A little bird told me: Mining tweets for requirements and software evolution
1. Does the paper propose a new opinion mining approach?
No
2. Which opinion mining techniques are used (list all of them, clearly stating their name/reference)?
We use a lexical sentiment analysis tool specialized in short informal text, SentiStrength [27], which assigns both a positive and a negative score with ranges of [1, 5] and [-1, -5], respectively, to each tweet. 5 denotes an extremely positive and -5 an extremely negative sentiment. 1 and -1 denote the absence of positive and negative sentiment, respectively. We compute a single sentiment score for every tweet in the range of [1,9] by adding the positive and negative score and then adding 5. As tweets with low sentiment scores typically require more attention than ones containing praise, we use the inverse of the sentiment score to calculate the sentiment factor.
3. Which opinion mining approaches in the paper are publicly available? Write down their name and links. If no approach is publicly available, leave it blank or None.

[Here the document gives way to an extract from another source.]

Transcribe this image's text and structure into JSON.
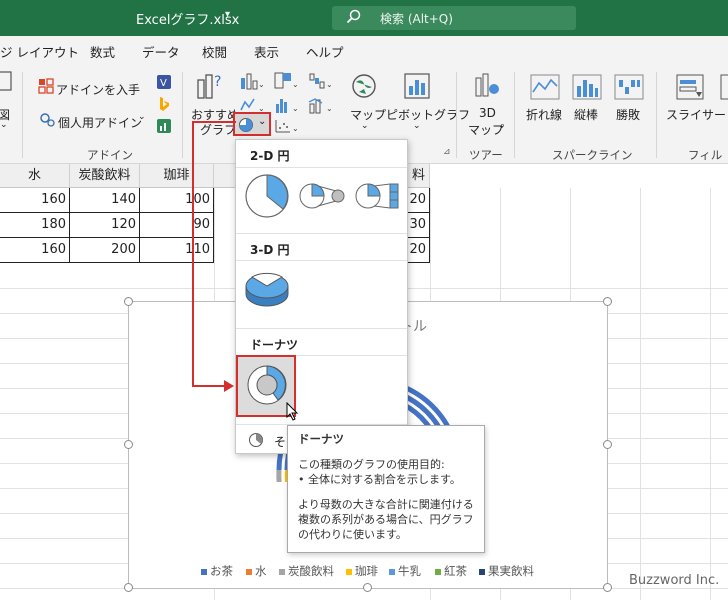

Sentistrength: http://sentistrength.wlv.ac.uk/
4. What is the main goal of the whole study?
In this work we present ALERTme, an approach to automatically classify, group and rank tweets about software applications. We apply machine learning techniques for automatically classifying tweets requesting improvements, topic modeling for grouping semantically related tweets and a weighted function for ranking tweets according to specific attributes, such as content category, sentiment and number of retweets.
5. What the researchers want to achieve by applying the technique(s) (e.g., calculate the sentiment polarity of app reviews)?
Compute the sentiment of tweets about software applications.
6. Which dataset(s) the technique is applied on?
We ran our approach on 68,108 collected tweets from three software applications and compared its results against software practitioners’ judgement.
7. Is/Are the dataset(s) publicly available online? If yes, please indicate their name and links.
No
8. Is the application context (dataset or application domain) different from that for which the technique was originally designed?
No, Sentistrength has been originally validated on data from generalist social media.
9. Is the performance (precision, recall, run-time, etc.) of the technique verified? If yes, how did they verify it and what are the results?
The Sentistrength performance is not assessed. The authors evaluate the overall approach for tweet categorization.
10. Does the paper replicate the results of previous work? If yes, leave a summary of the findings (confirm/partially confirms/contradicts).
No
11. What success metrics are used?
-
12. Write down any other comments/notes here.